オープンなボードカルチャー
私が社外取締役兼監査等委員に加わって3年が経ちました。この間、監督者の立場から見て評価できる点は、取締役会、そして社内取締役が社外取締役の意見を真摯に受け止め、説明責任を果たす姿勢を常に示してきた点です。質疑に際しては必要な資料が準備され、丁寧な説明がなされる。寺田CEOも、自ら必要と判断した情報を積極的に報告しており、透明性の高い議論を可能にしています。これらは単なる対応ではなく、当社のオープンなボードカルチャーの礎になっています。
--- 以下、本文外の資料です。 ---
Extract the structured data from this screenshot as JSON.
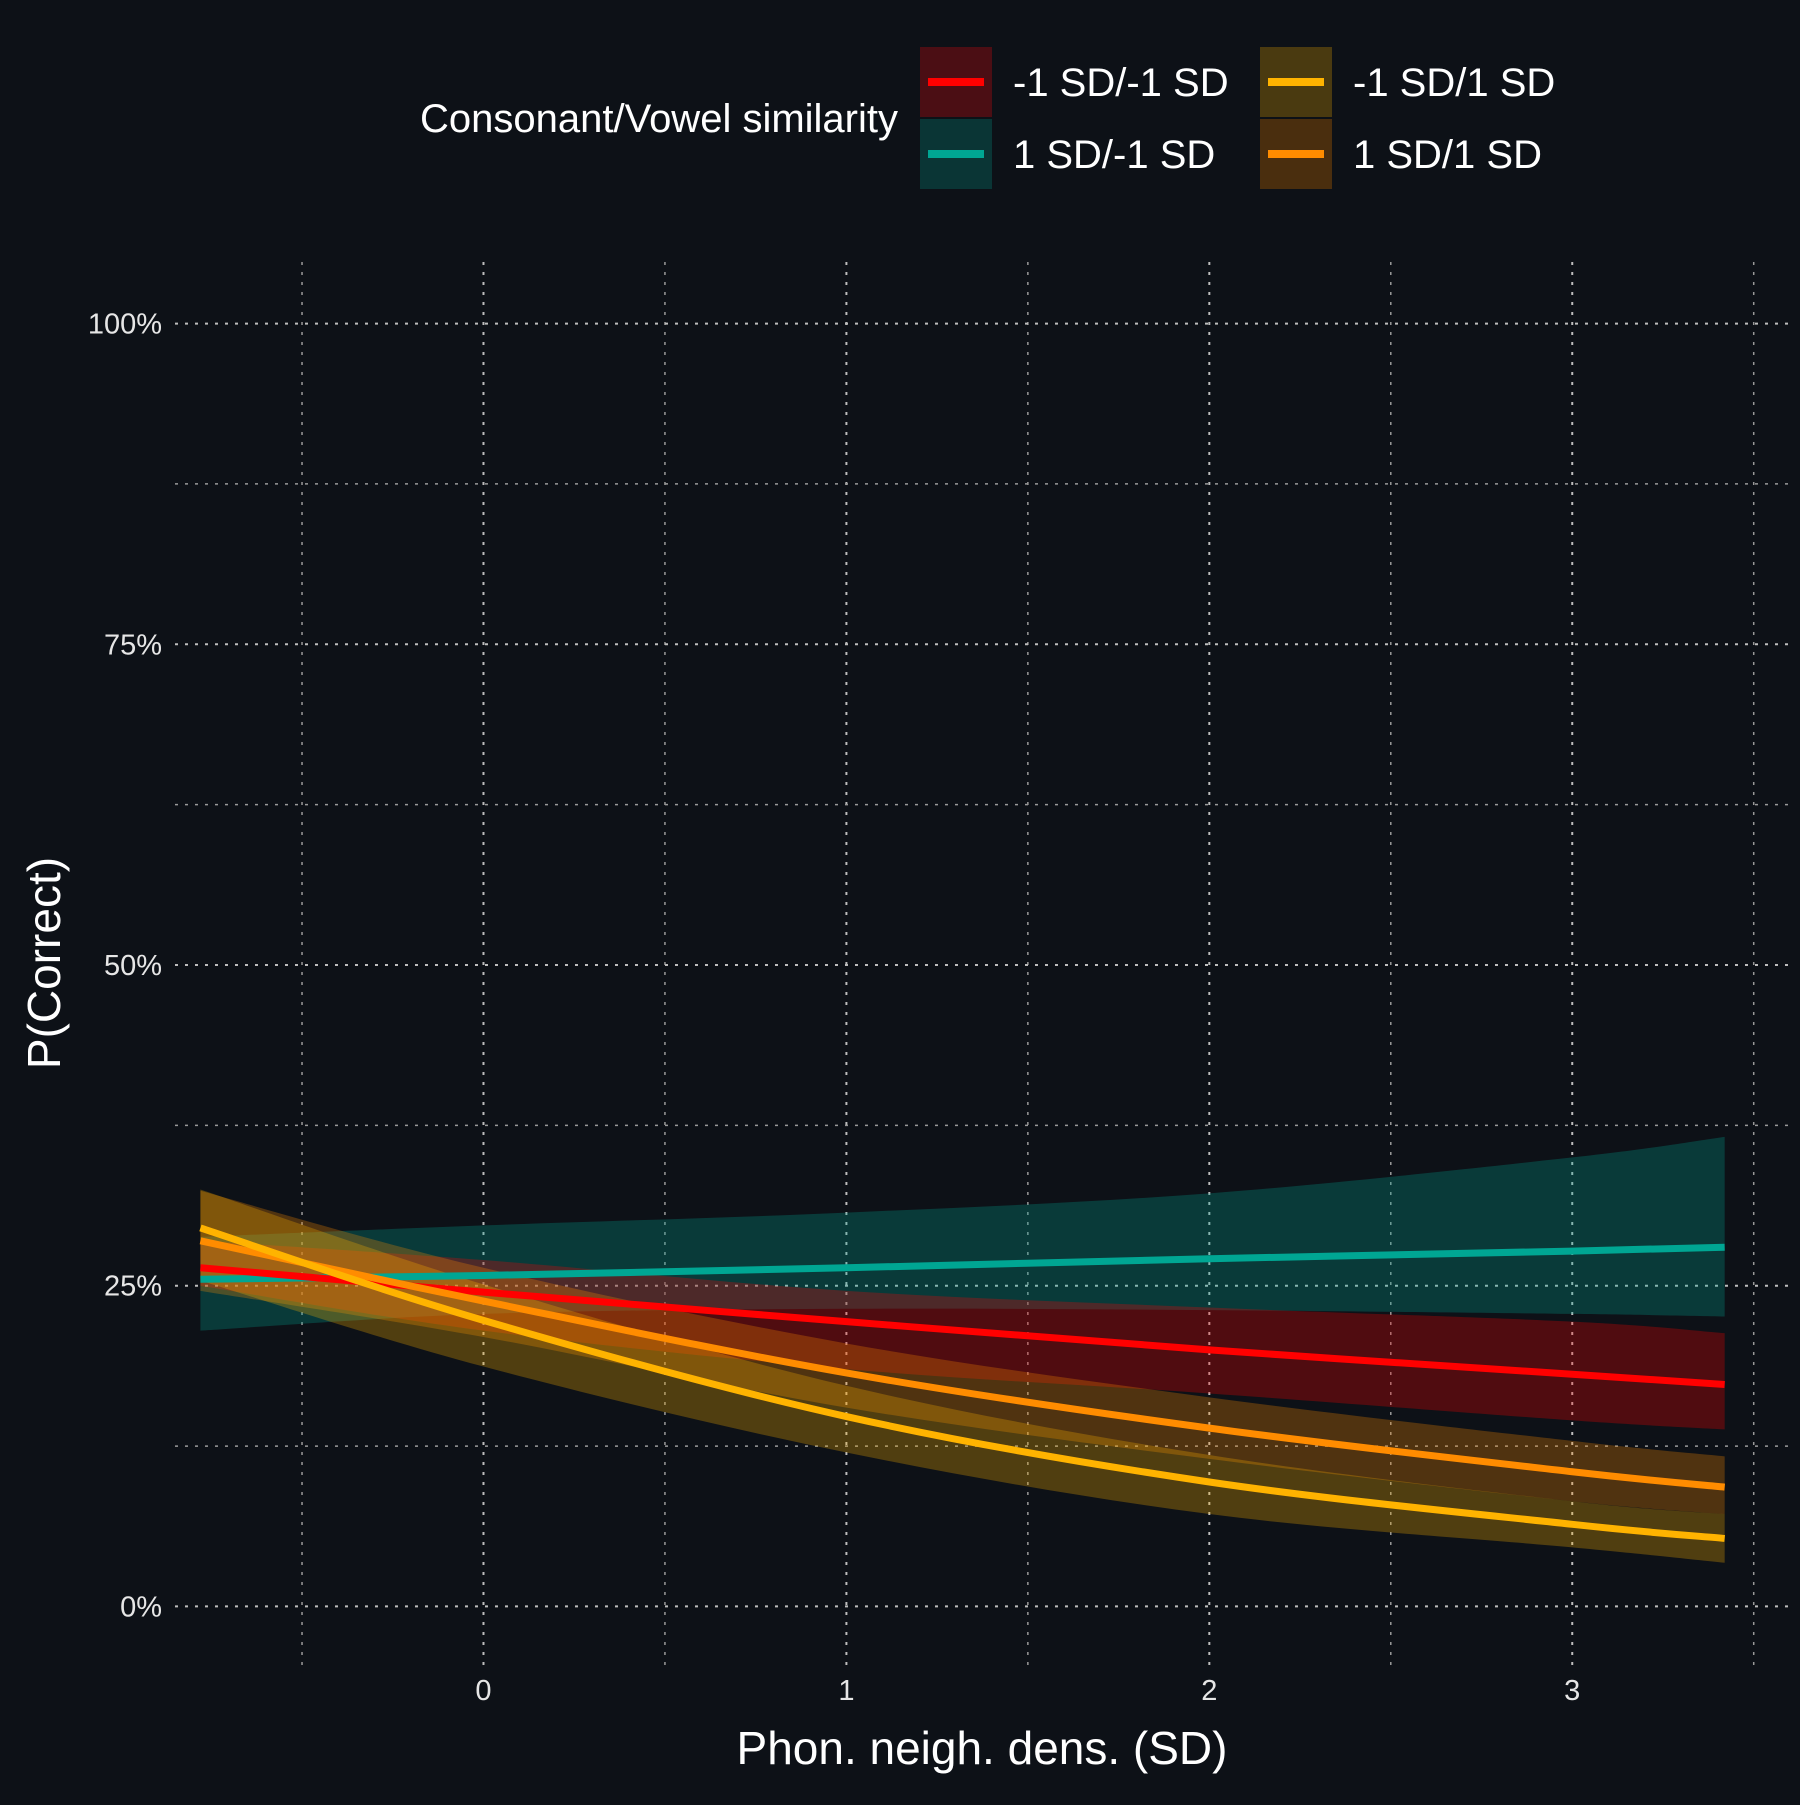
{
  "chart_data": {
    "type": "line",
    "xlabel": "Phon. neigh. dens. (SD)",
    "ylabel": "P(Correct)",
    "xlim": [
      -0.85,
      3.6
    ],
    "ylim": [
      -0.048,
      1.048
    ],
    "x_ticks": [
      0,
      1,
      2,
      3
    ],
    "x_tick_labels": [
      "0",
      "1",
      "2",
      "3"
    ],
    "x_minor_ticks": [
      -0.5,
      0.5,
      1.5,
      2.5,
      3.5
    ],
    "y_ticks": [
      0,
      0.25,
      0.5,
      0.75,
      1.0
    ],
    "y_tick_labels": [
      "0%",
      "25%",
      "50%",
      "75%",
      "100%"
    ],
    "y_minor_ticks": [
      0.125,
      0.375,
      0.625,
      0.875
    ],
    "grid": true,
    "legend": {
      "title": "Consonant/Vowel similarity",
      "position": "top"
    },
    "x": [
      -0.78,
      0,
      1,
      2,
      3,
      3.42
    ],
    "series": [
      {
        "name": "1 SD/-1 SD",
        "color": "#00a693",
        "band_color": "#0a3535",
        "values": [
          0.255,
          0.258,
          0.264,
          0.271,
          0.277,
          0.28
        ],
        "lower": [
          0.215,
          0.228,
          0.232,
          0.231,
          0.228,
          0.226
        ],
        "upper": [
          0.288,
          0.297,
          0.307,
          0.322,
          0.35,
          0.366
        ]
      },
      {
        "name": "-1 SD/-1 SD",
        "color": "#ff0000",
        "band_color": "#4b0e14",
        "values": [
          0.264,
          0.245,
          0.222,
          0.2,
          0.181,
          0.173
        ],
        "lower": [
          0.25,
          0.215,
          0.185,
          0.166,
          0.145,
          0.138
        ],
        "upper": [
          0.285,
          0.27,
          0.246,
          0.233,
          0.222,
          0.213
        ]
      },
      {
        "name": "1 SD/1 SD",
        "color": "#ff8c00",
        "band_color": "#4a2e0e",
        "values": [
          0.285,
          0.238,
          0.182,
          0.139,
          0.105,
          0.093
        ],
        "lower": [
          0.246,
          0.21,
          0.155,
          0.115,
          0.082,
          0.072
        ],
        "upper": [
          0.324,
          0.264,
          0.205,
          0.163,
          0.129,
          0.117
        ]
      },
      {
        "name": "-1 SD/1 SD",
        "color": "#ffb300",
        "band_color": "#4a3a10",
        "values": [
          0.295,
          0.223,
          0.148,
          0.097,
          0.064,
          0.053
        ],
        "lower": [
          0.254,
          0.187,
          0.12,
          0.072,
          0.046,
          0.034
        ],
        "upper": [
          0.325,
          0.251,
          0.172,
          0.118,
          0.082,
          0.072
        ]
      }
    ],
    "legend_order": [
      "-1 SD/-1 SD",
      "-1 SD/1 SD",
      "1 SD/-1 SD",
      "1 SD/1 SD"
    ]
  }
}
この1年間での大きな変化は、社内と社外取締役の構成比率が、これまでの「5:4」から「5:5」に変更された点です。社外取締役の発言が増え、社内取締役も厳しい質問が出てくることを前提に、より準備を尽くす。結果として、建設的かつ緊張感のある議論を通じた健全な監督が機能しています。特に新任の代田取締役は、投資や経営経験に裏打ちされた事業に対する具体的な提言や鋭い指摘等によって、議論の活性化に寄与しています。また、2025年8月には古森茂幹氏が社外取締役として加わり、グローバルIT企業での豊富な経験とソフトウエア、データ領域の専門性によって、取締役会のスキルバランスはさらに強化されました。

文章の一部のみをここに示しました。